La question est de savoir si une telle obligation générale mise à la charge du fabricant améliorera le niveau de sécurité qui a déjà été atteint aux Pays-Bas.
15. A notre avis, il est nécessaire de distinguer entre la situation telle qu' elle se présente au moment de la création et de la mise en marche d' installations industrielles visées par la directive et la situation telle qu' elle se présente après ce moment.
16. Comme nous l' avons indiqué, la création et la mise en marche sont subordonnées, en vertu des articles 2 et 17 de la Hinderwet, à l' obtention d' une autorisation par le fabricant, après contrôle des conditions de sécurité. Le gouvernement néerlandais a indiscutablement relevé à juste titre que la procédure d' autorisation suppose une coopération entre le fabricant et les autorités et donc la collaboration active du fabricant.
L' autorisation suppose à l' évidence une demande de la part du fabricant, qui doit fournir des renseignements permettant aux autorités de se prononcer sur la demande, comme l' indique l' article 5, paragraphe 2, de la Hinderwet, selon lequel "Doivent être fournis à l' appui de la demande d' autorisation les documents qui sont prescrits par Nous dans un règlement d' administration publique". Les règles détaillées relatives au contenu de la demande sont fixées dans le règlement, le Hinderbesluit (11). Ces règles prévoient notamment que le fabricant doit établir un rapport sur la sécurité externe comportant des informations détaillées au sujet des problèmes de sécurité et des mesures prises par le fabricant. Toutefois, le rapport sur la sécurité externe ne doit être établi que pour les entreprises qui sont visées par l' article 5 de la directive, c' est-à-dire les entreprises qui traitent des substances particulièrement dangereuses. Mais le Hinderbesluit exige pour toutes les entreprises que la demande comporte un certain nombre d' informations générales sur l' entreprise, qui permettent aux autorités d' apprécier la situation de l' entreprise du point de vue de la sécurité. Et il est exact que les autorités ont, en vertu de l' article 30 b de la Hinderwet, le pouvoir d' exiger du fabricant toutes les informations nécessaires pour décider si l' entreprise satisfait ou non aux conditions auxquelles la loi subordonne l' autorisation.
L' autorisation reposera sur les informations du fabricant au sujet de la sécurité dans l' entreprise. Celles-ci font partie intégrante du fondement de l' autorisation et s' imposent donc au fabricant. L' avantage présenté par le système néerlandais est que les autorités ont l' obligation d' apprécier si les conditions de sécurité dans l' entreprise sont satisfaisantes ou s' il est nécessaire, pour prévenir dans une mesure suffisante les accidents et en limiter les conséquences, d' imposer au fabricant d' adopter des mesures de sécurité supplémentaires. Si les autorités estiment que tel est le cas, elles sont tenues, en vertu de l' article 17, paragraphe 1, de la Hinderwet, de lier l' autorisation à la mise en oeuvre de telles mesures de sécurité par le fabricant.
Cela montre à notre sens que la Hinderwet comporte les règles nécessaires, en tout cas quant à la création et à la mise en marche d' entreprises, pour que "le fabricant soit tenu de prendre toutes les mesures qui s' imposent pour prévenir les accidents majeurs et pour en limiter les conséquences", comme l' exige l' article 3 de la directive et qu' on ne gagnerait rien, en tout cas à ce stade, à imposer au fabricant une obligation générale autonome, ainsi que la Commission l' estime nécessaire.
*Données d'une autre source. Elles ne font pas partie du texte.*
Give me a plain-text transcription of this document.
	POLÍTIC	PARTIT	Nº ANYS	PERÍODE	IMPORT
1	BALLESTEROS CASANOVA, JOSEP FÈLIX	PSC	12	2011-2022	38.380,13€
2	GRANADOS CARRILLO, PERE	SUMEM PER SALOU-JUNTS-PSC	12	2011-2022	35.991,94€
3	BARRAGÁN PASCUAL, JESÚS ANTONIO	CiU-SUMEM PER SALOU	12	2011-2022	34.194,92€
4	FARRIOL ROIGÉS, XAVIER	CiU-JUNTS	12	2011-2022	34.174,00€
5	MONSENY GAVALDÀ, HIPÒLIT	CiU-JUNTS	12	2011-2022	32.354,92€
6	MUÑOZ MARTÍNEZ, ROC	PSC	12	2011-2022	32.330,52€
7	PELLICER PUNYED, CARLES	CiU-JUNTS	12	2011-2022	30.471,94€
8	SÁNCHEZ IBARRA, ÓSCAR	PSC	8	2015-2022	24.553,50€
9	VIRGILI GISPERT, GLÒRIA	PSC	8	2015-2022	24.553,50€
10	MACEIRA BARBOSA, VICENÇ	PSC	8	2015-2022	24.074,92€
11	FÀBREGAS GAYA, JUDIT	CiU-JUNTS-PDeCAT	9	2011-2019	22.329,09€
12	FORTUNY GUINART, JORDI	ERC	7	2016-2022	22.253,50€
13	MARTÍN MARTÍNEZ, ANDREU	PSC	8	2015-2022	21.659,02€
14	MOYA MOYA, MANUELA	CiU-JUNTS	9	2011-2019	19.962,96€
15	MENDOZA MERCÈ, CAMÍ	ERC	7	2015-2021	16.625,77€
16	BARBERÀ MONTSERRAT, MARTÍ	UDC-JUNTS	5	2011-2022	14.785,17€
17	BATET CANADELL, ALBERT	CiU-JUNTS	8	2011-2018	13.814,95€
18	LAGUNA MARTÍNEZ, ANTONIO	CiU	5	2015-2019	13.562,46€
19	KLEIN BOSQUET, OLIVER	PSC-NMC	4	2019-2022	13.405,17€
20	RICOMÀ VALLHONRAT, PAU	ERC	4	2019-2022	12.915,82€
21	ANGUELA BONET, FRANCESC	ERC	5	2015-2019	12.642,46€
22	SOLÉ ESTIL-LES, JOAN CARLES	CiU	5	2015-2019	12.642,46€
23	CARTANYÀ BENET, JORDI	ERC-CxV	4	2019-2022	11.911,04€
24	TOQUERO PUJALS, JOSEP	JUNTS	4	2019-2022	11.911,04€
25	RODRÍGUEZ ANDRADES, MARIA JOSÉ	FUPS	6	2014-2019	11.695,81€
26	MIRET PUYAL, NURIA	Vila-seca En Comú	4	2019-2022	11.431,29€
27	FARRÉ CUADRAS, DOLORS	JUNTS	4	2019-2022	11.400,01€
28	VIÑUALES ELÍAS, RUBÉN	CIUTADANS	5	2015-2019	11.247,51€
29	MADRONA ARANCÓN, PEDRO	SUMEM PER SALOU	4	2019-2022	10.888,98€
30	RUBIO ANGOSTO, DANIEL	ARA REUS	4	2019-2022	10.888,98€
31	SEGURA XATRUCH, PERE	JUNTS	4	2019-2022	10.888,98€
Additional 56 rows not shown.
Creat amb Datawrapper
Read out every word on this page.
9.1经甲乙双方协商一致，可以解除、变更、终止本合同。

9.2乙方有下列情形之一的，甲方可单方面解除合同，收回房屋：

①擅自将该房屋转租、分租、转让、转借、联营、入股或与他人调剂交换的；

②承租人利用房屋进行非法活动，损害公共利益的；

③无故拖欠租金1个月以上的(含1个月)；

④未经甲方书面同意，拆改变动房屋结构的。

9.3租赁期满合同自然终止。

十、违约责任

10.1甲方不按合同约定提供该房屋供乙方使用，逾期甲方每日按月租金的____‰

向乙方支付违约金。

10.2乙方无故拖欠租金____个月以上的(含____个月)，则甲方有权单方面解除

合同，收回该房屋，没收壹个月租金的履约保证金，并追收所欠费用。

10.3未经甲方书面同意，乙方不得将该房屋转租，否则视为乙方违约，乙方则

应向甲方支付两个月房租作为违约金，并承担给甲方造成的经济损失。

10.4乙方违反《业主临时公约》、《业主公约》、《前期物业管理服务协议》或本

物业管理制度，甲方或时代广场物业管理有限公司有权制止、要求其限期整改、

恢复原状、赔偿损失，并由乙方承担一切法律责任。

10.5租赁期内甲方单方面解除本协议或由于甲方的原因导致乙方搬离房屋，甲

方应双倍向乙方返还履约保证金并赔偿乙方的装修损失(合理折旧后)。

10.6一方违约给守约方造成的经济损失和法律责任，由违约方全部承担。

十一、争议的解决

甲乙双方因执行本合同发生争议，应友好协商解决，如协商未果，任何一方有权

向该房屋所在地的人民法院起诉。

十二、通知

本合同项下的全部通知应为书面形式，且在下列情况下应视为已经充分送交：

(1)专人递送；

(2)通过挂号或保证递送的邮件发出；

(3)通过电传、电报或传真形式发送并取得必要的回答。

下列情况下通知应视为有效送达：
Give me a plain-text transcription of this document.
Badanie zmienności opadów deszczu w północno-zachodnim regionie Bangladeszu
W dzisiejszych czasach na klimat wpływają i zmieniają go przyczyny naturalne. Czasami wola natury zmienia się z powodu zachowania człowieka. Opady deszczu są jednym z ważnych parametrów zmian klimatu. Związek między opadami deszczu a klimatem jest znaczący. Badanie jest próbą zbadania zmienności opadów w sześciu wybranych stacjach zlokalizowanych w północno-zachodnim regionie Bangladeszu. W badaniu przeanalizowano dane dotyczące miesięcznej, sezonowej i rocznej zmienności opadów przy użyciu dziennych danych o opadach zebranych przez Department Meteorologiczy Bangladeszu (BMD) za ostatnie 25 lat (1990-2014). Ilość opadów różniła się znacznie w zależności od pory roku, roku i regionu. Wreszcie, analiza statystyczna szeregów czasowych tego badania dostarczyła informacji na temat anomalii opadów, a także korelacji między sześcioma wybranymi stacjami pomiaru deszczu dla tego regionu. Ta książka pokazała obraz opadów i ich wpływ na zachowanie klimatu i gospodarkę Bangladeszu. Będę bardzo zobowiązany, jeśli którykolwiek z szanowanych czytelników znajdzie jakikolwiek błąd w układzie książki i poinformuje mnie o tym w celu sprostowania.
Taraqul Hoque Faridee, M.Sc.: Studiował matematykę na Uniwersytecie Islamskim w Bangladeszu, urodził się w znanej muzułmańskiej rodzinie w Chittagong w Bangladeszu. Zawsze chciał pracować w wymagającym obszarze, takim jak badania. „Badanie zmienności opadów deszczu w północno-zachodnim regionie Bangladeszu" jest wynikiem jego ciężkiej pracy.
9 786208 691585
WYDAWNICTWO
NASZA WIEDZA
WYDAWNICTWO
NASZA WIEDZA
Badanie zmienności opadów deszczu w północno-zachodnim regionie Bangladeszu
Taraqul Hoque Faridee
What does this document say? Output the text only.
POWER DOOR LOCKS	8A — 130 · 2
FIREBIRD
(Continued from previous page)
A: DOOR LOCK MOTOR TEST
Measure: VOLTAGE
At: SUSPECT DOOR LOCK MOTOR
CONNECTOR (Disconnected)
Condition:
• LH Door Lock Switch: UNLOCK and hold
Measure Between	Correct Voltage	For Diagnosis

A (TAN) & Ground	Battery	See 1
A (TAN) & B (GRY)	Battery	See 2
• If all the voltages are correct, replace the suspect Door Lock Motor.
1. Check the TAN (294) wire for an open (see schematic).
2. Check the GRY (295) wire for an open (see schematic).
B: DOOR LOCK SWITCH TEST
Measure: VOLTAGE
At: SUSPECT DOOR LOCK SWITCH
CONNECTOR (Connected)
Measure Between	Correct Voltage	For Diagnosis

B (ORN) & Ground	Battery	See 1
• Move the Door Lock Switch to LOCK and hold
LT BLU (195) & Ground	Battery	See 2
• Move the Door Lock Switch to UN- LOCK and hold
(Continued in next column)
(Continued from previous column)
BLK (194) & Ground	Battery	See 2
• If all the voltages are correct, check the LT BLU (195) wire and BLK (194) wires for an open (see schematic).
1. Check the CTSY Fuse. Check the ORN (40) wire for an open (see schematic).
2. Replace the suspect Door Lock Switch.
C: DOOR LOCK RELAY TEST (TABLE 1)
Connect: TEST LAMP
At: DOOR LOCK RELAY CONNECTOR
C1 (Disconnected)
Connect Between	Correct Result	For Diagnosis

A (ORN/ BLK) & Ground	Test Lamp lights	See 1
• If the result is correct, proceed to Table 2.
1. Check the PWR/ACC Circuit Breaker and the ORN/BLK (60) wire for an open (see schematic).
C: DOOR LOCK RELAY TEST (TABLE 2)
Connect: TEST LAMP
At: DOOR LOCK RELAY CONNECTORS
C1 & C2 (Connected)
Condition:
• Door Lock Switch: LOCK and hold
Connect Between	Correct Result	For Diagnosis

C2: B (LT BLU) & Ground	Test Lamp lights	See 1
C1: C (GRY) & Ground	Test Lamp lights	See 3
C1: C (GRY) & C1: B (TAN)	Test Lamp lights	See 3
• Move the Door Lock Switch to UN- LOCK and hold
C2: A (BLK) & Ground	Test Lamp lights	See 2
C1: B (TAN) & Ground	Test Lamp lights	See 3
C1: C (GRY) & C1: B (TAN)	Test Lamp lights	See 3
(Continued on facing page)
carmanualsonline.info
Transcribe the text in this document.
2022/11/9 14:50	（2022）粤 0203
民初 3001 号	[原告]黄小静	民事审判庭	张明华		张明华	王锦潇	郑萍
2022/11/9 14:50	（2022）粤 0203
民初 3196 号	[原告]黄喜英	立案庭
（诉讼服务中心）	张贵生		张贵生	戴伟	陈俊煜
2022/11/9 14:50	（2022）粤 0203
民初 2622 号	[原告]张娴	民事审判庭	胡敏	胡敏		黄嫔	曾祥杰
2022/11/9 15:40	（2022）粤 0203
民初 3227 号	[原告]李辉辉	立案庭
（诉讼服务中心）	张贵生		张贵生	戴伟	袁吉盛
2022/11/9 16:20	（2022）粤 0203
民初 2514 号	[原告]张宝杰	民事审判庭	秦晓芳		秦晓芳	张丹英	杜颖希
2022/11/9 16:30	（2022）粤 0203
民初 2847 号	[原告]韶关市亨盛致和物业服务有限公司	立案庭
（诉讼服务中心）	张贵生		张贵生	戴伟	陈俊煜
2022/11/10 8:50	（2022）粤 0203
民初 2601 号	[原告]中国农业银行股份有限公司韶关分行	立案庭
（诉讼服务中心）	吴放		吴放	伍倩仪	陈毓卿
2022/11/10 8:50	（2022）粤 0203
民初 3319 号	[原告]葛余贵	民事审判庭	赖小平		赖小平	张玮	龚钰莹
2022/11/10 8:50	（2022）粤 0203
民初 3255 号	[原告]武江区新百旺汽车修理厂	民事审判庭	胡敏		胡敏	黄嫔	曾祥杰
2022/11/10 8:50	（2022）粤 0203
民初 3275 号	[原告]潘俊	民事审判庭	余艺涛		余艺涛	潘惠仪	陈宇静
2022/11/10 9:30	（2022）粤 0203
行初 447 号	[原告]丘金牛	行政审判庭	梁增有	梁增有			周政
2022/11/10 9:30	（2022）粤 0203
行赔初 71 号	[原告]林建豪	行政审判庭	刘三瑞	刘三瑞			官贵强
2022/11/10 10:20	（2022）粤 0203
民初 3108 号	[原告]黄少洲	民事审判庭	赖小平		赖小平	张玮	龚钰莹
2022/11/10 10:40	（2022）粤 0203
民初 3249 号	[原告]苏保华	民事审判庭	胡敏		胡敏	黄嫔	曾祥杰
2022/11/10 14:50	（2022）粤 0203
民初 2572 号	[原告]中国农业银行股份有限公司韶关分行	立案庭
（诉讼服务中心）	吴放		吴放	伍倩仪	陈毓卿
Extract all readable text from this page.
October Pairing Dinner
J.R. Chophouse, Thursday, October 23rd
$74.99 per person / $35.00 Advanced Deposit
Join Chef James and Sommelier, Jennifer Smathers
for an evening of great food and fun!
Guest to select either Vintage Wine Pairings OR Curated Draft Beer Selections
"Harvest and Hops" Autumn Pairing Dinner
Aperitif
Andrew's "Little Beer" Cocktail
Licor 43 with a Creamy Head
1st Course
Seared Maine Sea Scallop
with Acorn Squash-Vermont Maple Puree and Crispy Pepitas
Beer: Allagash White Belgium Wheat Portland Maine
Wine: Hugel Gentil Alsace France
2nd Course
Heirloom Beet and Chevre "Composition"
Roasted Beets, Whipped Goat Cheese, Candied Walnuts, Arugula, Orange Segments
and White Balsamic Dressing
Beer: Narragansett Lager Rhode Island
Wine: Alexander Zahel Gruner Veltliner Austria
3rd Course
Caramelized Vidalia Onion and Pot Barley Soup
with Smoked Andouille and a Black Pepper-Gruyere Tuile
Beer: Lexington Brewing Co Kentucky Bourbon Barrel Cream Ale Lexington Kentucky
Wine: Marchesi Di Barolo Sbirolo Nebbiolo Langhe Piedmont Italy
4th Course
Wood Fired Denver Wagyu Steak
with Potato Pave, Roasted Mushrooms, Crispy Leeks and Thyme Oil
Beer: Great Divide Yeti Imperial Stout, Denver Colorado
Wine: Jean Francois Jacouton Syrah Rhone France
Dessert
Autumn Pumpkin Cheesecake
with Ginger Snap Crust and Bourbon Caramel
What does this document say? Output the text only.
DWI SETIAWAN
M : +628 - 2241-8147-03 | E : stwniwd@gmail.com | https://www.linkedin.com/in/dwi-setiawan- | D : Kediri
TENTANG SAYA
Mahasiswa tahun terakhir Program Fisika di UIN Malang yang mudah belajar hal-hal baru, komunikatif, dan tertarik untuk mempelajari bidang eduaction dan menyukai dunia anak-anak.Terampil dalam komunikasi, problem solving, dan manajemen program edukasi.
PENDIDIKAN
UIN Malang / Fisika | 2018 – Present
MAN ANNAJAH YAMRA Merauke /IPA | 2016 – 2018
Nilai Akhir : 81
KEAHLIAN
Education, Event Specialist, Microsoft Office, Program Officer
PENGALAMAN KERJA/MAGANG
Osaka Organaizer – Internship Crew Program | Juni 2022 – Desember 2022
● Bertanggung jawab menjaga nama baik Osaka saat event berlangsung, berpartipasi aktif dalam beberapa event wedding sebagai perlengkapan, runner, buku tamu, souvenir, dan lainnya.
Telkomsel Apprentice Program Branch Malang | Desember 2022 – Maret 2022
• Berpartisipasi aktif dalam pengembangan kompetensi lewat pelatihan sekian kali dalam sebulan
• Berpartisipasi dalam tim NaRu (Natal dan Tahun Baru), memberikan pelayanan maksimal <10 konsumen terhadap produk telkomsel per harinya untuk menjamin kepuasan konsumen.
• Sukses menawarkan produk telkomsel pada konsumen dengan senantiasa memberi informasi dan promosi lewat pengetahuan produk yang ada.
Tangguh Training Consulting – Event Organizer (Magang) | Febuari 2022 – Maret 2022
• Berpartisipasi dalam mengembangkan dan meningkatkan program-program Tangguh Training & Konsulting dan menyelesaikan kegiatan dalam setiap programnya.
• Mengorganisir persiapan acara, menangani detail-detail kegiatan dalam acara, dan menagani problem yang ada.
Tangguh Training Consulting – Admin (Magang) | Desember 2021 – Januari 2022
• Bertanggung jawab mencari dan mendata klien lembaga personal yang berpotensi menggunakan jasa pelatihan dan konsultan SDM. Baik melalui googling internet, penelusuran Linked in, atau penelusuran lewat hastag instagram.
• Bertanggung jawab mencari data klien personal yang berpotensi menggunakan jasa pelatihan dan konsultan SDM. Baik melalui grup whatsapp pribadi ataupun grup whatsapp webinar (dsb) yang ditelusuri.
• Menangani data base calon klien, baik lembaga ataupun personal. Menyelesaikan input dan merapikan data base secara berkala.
17. Il est plus difficile d' apprécier si une obligation autonome pour le fabricant correspondant à celle qui est prévue à l' article 3 de la directive aurait un sens pour l' actualisation permanente des mesures de sécurité qui peut être nécessaire:
- en premier lieu, lorsqu' il y a des modifications dans l' entreprise, qui peuvent influer sur les risques d' accidents majeurs, et
- en second lieu, lorsqu' il y a une évolution des connaissances relatives à la façon de prévenir au mieux les accidents majeurs et d' en limiter au mieux les conséquences.
La Commission a observé en particulier que l' introduction en droit national d' une règle générale correspondant à l' article 3 mettra en évidence que les fabricants ont l' obligation active de veiller constamment à ce que les mesures de sécurité prises soient actualisées au fur et à mesure de l' évolution. Il est d' ailleurs assurément essentiel de veiller à ce que les mesures de sécurité adoptées à un moment donné soient révisées lorsque cela s' avère nécessaire. Dans le cas de systèmes d' autorisations tels que le système néerlandais, il peut y avoir un certain risque que les fabricants estiment s' être acquittés de leurs obligations en matière de sécurité lorsqu' ils se contentent de respecter les conditions et le contenu de l' autorisation.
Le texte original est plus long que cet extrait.